NATO, dalam KTT Washington, Akan Menawarkan Ukraina ‘Jembatan’ ke Keanggotaan

NATO bakal menawarkan Ukraina sebuah markas baru untuk mengelola bantuan militer di puncak peringatan ke-75 di Washington, pejabat mengatakan, suatu jaminan dari komitmen jangka panjang aliansi terhadap keamanan negara itu yang dianggap sebagai “jembatan” menuju keanggotaan Kyiv di masa depan.

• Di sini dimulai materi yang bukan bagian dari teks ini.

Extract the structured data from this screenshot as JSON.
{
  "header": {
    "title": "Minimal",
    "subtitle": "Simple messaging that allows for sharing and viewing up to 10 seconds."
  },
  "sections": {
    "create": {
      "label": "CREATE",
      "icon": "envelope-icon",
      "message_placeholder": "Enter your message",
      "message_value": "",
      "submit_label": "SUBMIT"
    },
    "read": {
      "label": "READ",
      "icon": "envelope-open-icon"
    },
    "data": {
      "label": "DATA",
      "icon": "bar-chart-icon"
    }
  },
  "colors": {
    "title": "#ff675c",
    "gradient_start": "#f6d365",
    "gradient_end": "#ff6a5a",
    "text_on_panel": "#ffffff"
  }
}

Presiden Volodymyr Zelensky dari Ukraina — bersama dengan beberapa negara Eropa Tengah — sangat berharap negaranya akan ditawarkan negosiasi keanggotaan oleh NATO di puncak tersebut, yang berlangsung dari 9 hingga 11 Juli.

Namun, aliansi akan mengumumkan bahwa mereka setuju untuk mendirikan misi di Jerman untuk mengoordinasikan bantuan dari berbagai jenis kepada Ukraina dalam jangka panjang, kata pejabat Amerika dan NATO. Langkah ini dimaksudkan untuk mengirim sinyal kuat dari komitmen sekutu, baik kepada Kyiv maupun Moskow, yang berharap Barat akan bosan mendukung perang.

Karena misi akan berada di bawah NATO, itu dirancang untuk berfungsi bahkan jika Donald J. Trump, seorang kritikus tajam aliansi dan bantuan ke Ukraina, memenangkan jabatan presiden AS pada November.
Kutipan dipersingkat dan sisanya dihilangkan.